Ai/Data Science
Fintech startups use these strategies for crowdsourcing useful data. William Mansell

Countless companies now leverage crowdsourcing as a key component of their business model even though crowdsourced data has several crucial weaknesses. It’s hard to guarantee the diversity, reliability and expertise of information collected from strangers. For example, NBC reported more than 3,000 global news outlets inadvertently published tweets by Russian-backed trolls during the 2016 U.S. presidential elections. Crowdsourced data is often so dangerously flawed that this idea is now the premise of a CBS crime drama called "Wisdom of the Crowd."

When it comes to the financial industry, crowdsourced mistakes can be costly as well as embarrassing. So machine learning experts are busy figuring out solutions for dynamic prediction markets. Many of them rely on machine learning to manage human participants at some stage or another.

“If you allow anybody and everybody to come make estimates, how do you make sure somebody isn’t trying to game the system, that ridiculous people don’t put in ridiculous estimates?” Leigh Drogen, cofounder of the crowdsourcing fintech platform Estimize, said at the Artificial Intelligence & Data Science conference in New York City. “What we do is run a series of machine learning models against a set of rules...those models deal with weighing the contributors in different ways.”

Drogen found a few key variables were the strongest indicators of inaccurate predictions. It is often as simple as seeing how long the user spent on the page before entering an estimate and what patterns their profile history reveals. “A lot of people ask how we know what is going into people’s estimates. We don’t care because we can back into it via their behavior and statistics,” Drogen said. This strategy lines up with what the UC Berkeley students behind RoBhat Labs did to identify trolls and Twitter bots flooding social networks with propaganda. Within hours RoBhat Labs found around 6,000 bot accounts.
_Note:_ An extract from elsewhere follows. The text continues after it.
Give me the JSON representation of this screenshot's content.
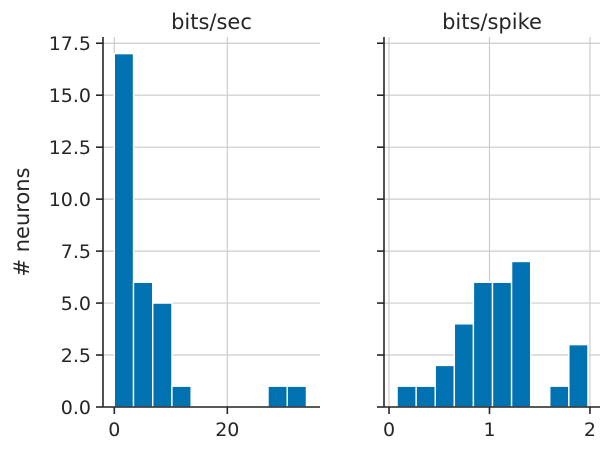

Artificial intelligence algorithms are great at identifying outliers. However, they are less proficient at highlighting unique “alpha” insight. Jim Liew, assistant professor of finance at John Hopkins Carey Business School, told International Business Times he thinks crowdsourcing is a good recruiting tool for hedge funds who want to tease out the “alpha” from untrained yet brilliant contributors. “Identify really smart users and create a research group with some kind of oversight...a lot of hedge funds already do this,” Liew told IBT. “You also need people to challenge each other...the best research that I’ve done is always with students.”

Liew said developing a catalyst relationship, in private, allows for financial better strategies. “I don’t think the crowd, at least the sorts of people who do this, are persistent enough to understand all the different sources of influence and drivers,” he said. “There’s not enough struggle. There’s not enough challenging of their models.”

Bloomberg reported the quantitative hedge fund WorldQuant, which manages more than $4.5 billion for Millennium Management LLC, operates the WorldQuant Challenge, which is an ongoing, global competition for building algorithms with 7,000 active users on its online platform, called WebSim. As long as this type of public engagement compensates contributors, diverse models could continue to spread throughout the industry.

Jessica Stauth, managing director of the investment team at the fintech startup Quantopian, added her own insights on crowdsourcing financial data to the New York panel. “You’ve got to have something that’s achievable, something where you can see incremental progress,” she said, describing a contest for analyzing dynamic markets. “Bring us your ideas and we will share the money with you,” agreed Morgan Slade, CEO of the crowdsourced algorithmic trading startup CloudQuant. “For us, engagement means breaking it down into a contractible problem.”

In short, crowdsourced data appears to work best when coupled with AI algorithms that weed out bad actors, plus thoughtful incentive strategies that apply to both open source collaboration and small group dynamics. Adaptability is also key, especially for predicting market trends. “Your algorithm has to be dynamic,” Liew said. “What worked for the last six months won’t work once everyone finds out about it.”

Editor's note: Newsweek Media Group and International Business Times partnered with Structure to host this week's Artificial Intelligence & Data Science event.